Débarrassée du souci de l’approvisionnement pour « ses » filles pour une bonne période, Mariam Sidibe se remet à penser tout haut à ses autres préoccupations moins immédiates. L’effectif qu’elle a accepté pose au Centre un problème de place disponible .Elle rêve d’ajouter un étage à l’un des bâtiments qui encadrent la cour, mais elle doit d’abord recenser toutes les conséquences financières avant d’aller à la recherche de nouvelles aides financières. Beaucoup de travail et de soucis supplémentaires en perspective mais le spectacle des jeunes filles heureuses balaye ses hésitations.

Bien sûr, au Mali ou ailleurs, il existe beaucoup de centres comme Djiguiya-Bon. Dans les pays en développement en particulier, le rôle de ces « maisons de solidarité » grandit sous des formes variées : orphelinats, pouponnières, centres pour handicapés, encadrement d’enfants de la rue, .. Grâce à elles, misère et détresse humaine reculent un peu, au moins pour quelque temps, pour ceux qui ont la chance d’être pris en charge.

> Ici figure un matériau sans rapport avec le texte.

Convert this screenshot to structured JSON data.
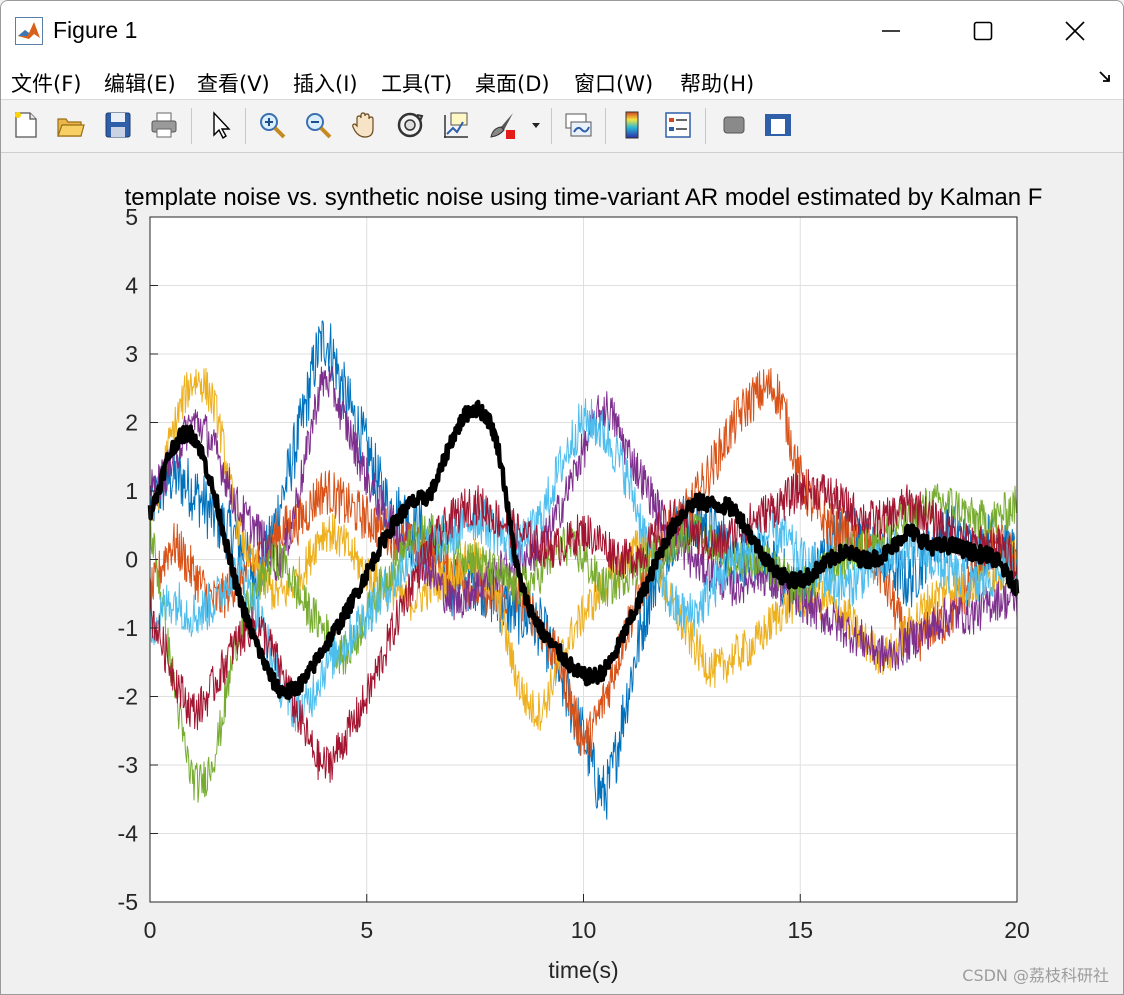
{
  "window": {
    "title": "Figure 1",
    "controls": {
      "minimize": "minimize",
      "maximize": "maximize",
      "close": "close"
    }
  },
  "menubar": {
    "items": [
      {
        "label": "文件(F)"
      },
      {
        "label": "编辑(E)"
      },
      {
        "label": "查看(V)"
      },
      {
        "label": "插入(I)"
      },
      {
        "label": "工具(T)"
      },
      {
        "label": "桌面(D)"
      },
      {
        "label": "窗口(W)"
      },
      {
        "label": "帮助(H)"
      }
    ]
  },
  "toolbar": {
    "buttons": [
      {
        "icon": "new-figure-icon"
      },
      {
        "icon": "open-file-icon"
      },
      {
        "icon": "save-icon"
      },
      {
        "icon": "print-icon"
      },
      {
        "icon": "pointer-icon"
      },
      {
        "icon": "zoom-in-icon"
      },
      {
        "icon": "zoom-out-icon"
      },
      {
        "icon": "pan-hand-icon"
      },
      {
        "icon": "rotate-3d-icon"
      },
      {
        "icon": "data-cursor-icon"
      },
      {
        "icon": "brush-icon"
      },
      {
        "icon": "link-plot-icon"
      },
      {
        "icon": "colorbar-icon"
      },
      {
        "icon": "legend-icon"
      },
      {
        "icon": "hide-plot-tools-icon"
      },
      {
        "icon": "show-plot-tools-icon"
      }
    ]
  },
  "chart_data": {
    "type": "line",
    "title": "template noise vs. synthetic noise using time-variant AR model estimated by Kalman F",
    "xlabel": "time(s)",
    "ylabel": "",
    "xlim": [
      0,
      20
    ],
    "ylim": [
      -5,
      5
    ],
    "xticks": [
      0,
      5,
      10,
      15,
      20
    ],
    "yticks": [
      -5,
      -4,
      -3,
      -2,
      -1,
      0,
      1,
      2,
      3,
      4,
      5
    ],
    "grid": true,
    "legend": "none",
    "x": [
      0,
      0.5,
      1,
      1.5,
      2,
      2.5,
      3,
      3.5,
      4,
      4.5,
      5,
      5.5,
      6,
      6.5,
      7,
      7.5,
      8,
      8.5,
      9,
      9.5,
      10,
      10.5,
      11,
      11.5,
      12,
      12.5,
      13,
      13.5,
      14,
      14.5,
      15,
      15.5,
      16,
      16.5,
      17,
      17.5,
      18,
      18.5,
      19,
      19.5,
      20
    ],
    "series": [
      {
        "color": "#0072BD",
        "noise": 0.45,
        "values": [
          0.8,
          1.2,
          1.0,
          0.6,
          0.3,
          -0.2,
          0.8,
          2.0,
          3.2,
          2.4,
          1.6,
          0.8,
          0.6,
          0.2,
          -0.4,
          -0.3,
          -0.6,
          -0.8,
          -1.0,
          -1.8,
          -2.6,
          -3.4,
          -2.0,
          -0.6,
          0.3,
          0.6,
          0.4,
          0.1,
          0.0,
          -0.2,
          -0.4,
          0.0,
          0.4,
          0.2,
          0.0,
          -0.3,
          0.2,
          0.4,
          0.1,
          0.3,
          0.0
        ]
      },
      {
        "color": "#D95319",
        "noise": 0.35,
        "values": [
          -0.5,
          0.2,
          -0.2,
          -0.6,
          -0.3,
          0.0,
          0.4,
          0.6,
          1.0,
          0.8,
          0.6,
          0.4,
          0.2,
          0.0,
          -0.2,
          -0.4,
          -0.6,
          -0.5,
          -1.0,
          -1.6,
          -2.6,
          -2.0,
          -1.0,
          -0.2,
          0.4,
          0.8,
          1.4,
          2.0,
          2.4,
          2.4,
          1.2,
          0.6,
          0.4,
          0.2,
          -0.4,
          -1.2,
          -1.0,
          -0.8,
          -0.2,
          0.2,
          0.0
        ]
      },
      {
        "color": "#EDB120",
        "noise": 0.3,
        "values": [
          0.6,
          1.8,
          2.6,
          2.2,
          0.6,
          -0.2,
          -0.5,
          -0.2,
          0.4,
          0.2,
          -0.2,
          -0.4,
          -0.6,
          -0.4,
          -0.2,
          0.0,
          -0.6,
          -1.8,
          -2.2,
          -1.4,
          -0.8,
          -0.4,
          0.0,
          0.2,
          -0.6,
          -1.2,
          -1.6,
          -1.4,
          -1.2,
          -0.8,
          -0.6,
          -0.6,
          -0.8,
          -1.2,
          -1.4,
          -1.0,
          -0.6,
          -0.4,
          -0.4,
          -0.2,
          0.0
        ]
      },
      {
        "color": "#7E2F8E",
        "noise": 0.3,
        "values": [
          1.0,
          1.4,
          2.0,
          1.6,
          0.8,
          0.4,
          0.0,
          1.2,
          2.6,
          2.0,
          1.2,
          0.6,
          0.2,
          -0.2,
          -0.6,
          -0.4,
          -0.2,
          0.0,
          0.2,
          0.8,
          1.6,
          2.2,
          1.6,
          1.0,
          0.4,
          0.0,
          -0.2,
          -0.4,
          -0.2,
          -0.4,
          -0.6,
          -0.8,
          -1.0,
          -1.2,
          -1.4,
          -1.2,
          -1.0,
          -0.8,
          -0.8,
          -0.6,
          -0.6
        ]
      },
      {
        "color": "#77AC30",
        "noise": 0.3,
        "values": [
          0.4,
          -1.6,
          -3.2,
          -2.8,
          -1.2,
          -0.4,
          0.0,
          -0.6,
          -1.0,
          -1.4,
          -0.8,
          -0.2,
          0.2,
          0.4,
          0.2,
          0.0,
          -0.2,
          -0.4,
          -0.2,
          0.2,
          0.0,
          -0.4,
          -0.2,
          0.0,
          0.2,
          0.4,
          0.2,
          0.0,
          0.0,
          -0.2,
          -0.4,
          -0.2,
          0.0,
          0.2,
          0.4,
          0.6,
          0.8,
          0.8,
          0.6,
          0.6,
          0.8
        ]
      },
      {
        "color": "#4DBEEE",
        "noise": 0.35,
        "values": [
          -1.0,
          -0.6,
          -0.8,
          -0.6,
          -0.2,
          -0.8,
          -1.8,
          -2.2,
          -1.6,
          -1.2,
          -0.8,
          -0.4,
          0.0,
          0.2,
          0.4,
          0.6,
          0.4,
          0.2,
          0.6,
          1.4,
          2.0,
          1.8,
          1.2,
          0.2,
          -0.6,
          -0.8,
          -0.4,
          0.0,
          0.2,
          0.4,
          0.0,
          -0.2,
          -0.4,
          -0.2,
          0.0,
          0.2,
          0.0,
          -0.2,
          -0.4,
          -0.2,
          0.0
        ]
      },
      {
        "color": "#A2142F",
        "noise": 0.3,
        "values": [
          -0.8,
          -1.6,
          -2.2,
          -1.8,
          -1.2,
          -1.0,
          -1.6,
          -2.4,
          -3.0,
          -2.6,
          -2.0,
          -1.2,
          -0.4,
          0.2,
          0.6,
          0.8,
          0.6,
          0.4,
          0.2,
          0.2,
          0.4,
          0.2,
          0.0,
          0.2,
          0.6,
          0.4,
          0.2,
          0.4,
          0.6,
          0.8,
          1.0,
          1.0,
          0.8,
          0.6,
          0.6,
          0.8,
          0.6,
          0.4,
          0.2,
          0.2,
          0.0
        ]
      },
      {
        "color": "#000000",
        "noise": 0.12,
        "width": 4.5,
        "values": [
          0.7,
          1.6,
          1.8,
          0.9,
          -0.4,
          -1.3,
          -1.9,
          -1.8,
          -1.3,
          -0.8,
          -0.2,
          0.4,
          0.8,
          1.0,
          1.8,
          2.2,
          1.7,
          -0.2,
          -1.0,
          -1.4,
          -1.7,
          -1.6,
          -1.0,
          -0.3,
          0.4,
          0.8,
          0.8,
          0.7,
          0.2,
          -0.2,
          -0.3,
          -0.1,
          0.1,
          0.0,
          0.1,
          0.4,
          0.2,
          0.2,
          0.1,
          0.0,
          -0.4
        ]
      }
    ]
  },
  "watermark": "CSDN @荔枝科研社"
}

Face à ces initiatives privées, locales ou étrangères, les Etats sont écrasés par l’immensité de leurs charges, mais aussi englués dans leurs inerties, leur fréquente inefficacité et le manque d’intérêt réel de beaucoup de leurs représentants. Or les besoins croissent sans cesse sous l’effet de la poussée démographique, de l’exode rural, de l’urbanisation sauvage et de la multiplication des inégalités. Ces actions privées,  incroyables par leur générosité et leur courage, sont donc de plus en plus indispensables, mais ne peuvent être encouragées par la kleptocratie ou les abus de certains dirigeants. Les Etats doivent donc se corriger d’urgence pour que l’ « inclusion » ne soit pas un slogan sans consistance, mais un véritable mot d’ordre, et que les nombreux Djiguiya-Bon se sentent moins seuls.